Num país tão religioso e repleto de expressões simbólicas de fé como o Líbano, é curioso observar como existem superstições antigas, praticadas e passadas de geração para geração, que continuam presentes na vida da sociedade; principalmente entre os idosos, que acreditam que certos objetos podem afastar maus espíritos, mau olhado e dar-lhes proteção.

E é sobre isso que vou falar um pouco hoje, começando pelos gatos pretos, que os libaneses acreditam trazer má sorte.

No ano passado, a agência Impact BBDO de Dubai, em parceria com a Loto Libanesa, realizou uma grande campanha em todo o país com a hashtag “GoodbyeBadLuck”, para reunir o maior número possível de gatos pretos existentes. A campanha começou com uma pesquisa nacional na imprensa, com divulgação massiva em rede nacional no horário nobre, pedindo às pessoas que ligassem para a central telefônica da Loto libanesa sempre que encontrassem um gato preto.
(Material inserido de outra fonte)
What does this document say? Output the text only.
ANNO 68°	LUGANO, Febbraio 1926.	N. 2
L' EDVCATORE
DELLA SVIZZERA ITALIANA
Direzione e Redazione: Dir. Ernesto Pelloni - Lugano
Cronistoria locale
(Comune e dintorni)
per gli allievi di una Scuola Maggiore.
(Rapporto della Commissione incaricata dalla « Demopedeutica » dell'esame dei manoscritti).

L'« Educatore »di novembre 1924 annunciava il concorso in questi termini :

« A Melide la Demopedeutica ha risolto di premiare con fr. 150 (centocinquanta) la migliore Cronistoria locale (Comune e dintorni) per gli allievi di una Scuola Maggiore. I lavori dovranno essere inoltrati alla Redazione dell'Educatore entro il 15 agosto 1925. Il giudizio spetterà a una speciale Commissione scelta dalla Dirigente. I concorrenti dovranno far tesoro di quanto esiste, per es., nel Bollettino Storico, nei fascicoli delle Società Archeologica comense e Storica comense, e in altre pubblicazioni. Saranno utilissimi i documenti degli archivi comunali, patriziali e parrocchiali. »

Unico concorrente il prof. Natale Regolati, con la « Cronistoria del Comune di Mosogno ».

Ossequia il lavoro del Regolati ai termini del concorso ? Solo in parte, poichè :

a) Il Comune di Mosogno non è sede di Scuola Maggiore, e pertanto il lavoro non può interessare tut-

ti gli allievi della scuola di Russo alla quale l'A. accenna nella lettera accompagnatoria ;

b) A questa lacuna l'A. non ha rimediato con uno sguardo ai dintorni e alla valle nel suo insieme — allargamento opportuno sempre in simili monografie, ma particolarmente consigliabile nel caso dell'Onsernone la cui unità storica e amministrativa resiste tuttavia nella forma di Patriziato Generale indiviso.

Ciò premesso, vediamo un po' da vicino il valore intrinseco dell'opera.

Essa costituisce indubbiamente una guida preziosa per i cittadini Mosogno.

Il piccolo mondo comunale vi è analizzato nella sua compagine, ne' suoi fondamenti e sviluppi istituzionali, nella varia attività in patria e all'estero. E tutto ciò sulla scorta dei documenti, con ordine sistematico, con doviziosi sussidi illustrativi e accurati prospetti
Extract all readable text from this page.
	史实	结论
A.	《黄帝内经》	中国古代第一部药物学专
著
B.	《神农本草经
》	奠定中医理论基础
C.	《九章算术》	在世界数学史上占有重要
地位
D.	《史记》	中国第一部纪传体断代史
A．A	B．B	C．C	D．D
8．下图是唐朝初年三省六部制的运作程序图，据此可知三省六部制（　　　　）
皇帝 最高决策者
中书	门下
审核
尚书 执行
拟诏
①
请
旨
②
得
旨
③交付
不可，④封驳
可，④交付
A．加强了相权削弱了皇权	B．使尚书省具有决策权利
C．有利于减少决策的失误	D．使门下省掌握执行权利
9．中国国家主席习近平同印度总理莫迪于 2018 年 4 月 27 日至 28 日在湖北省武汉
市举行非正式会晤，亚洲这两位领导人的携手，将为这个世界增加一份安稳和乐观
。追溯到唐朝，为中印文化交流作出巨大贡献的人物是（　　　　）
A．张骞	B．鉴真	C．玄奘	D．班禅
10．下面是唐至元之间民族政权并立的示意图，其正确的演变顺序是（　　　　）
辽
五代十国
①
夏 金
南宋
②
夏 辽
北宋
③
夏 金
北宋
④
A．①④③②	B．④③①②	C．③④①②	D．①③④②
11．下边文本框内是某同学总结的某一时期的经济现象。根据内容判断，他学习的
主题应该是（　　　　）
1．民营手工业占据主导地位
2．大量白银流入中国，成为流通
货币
A remoção dos gatos pretos foi realizada por uma equipe especialmente treinada, com o apoio dos funcionários municipais, do Conselho Médico Libanês e do hospital e pet shop “Animal Care”. Todos os gatos foram deportados para a Nova Zelândia, onde ao contrário do Líbano, a população acredita que os gatos pretos trazem sorte. Hahaha… parece piada, mas aconteceu!!!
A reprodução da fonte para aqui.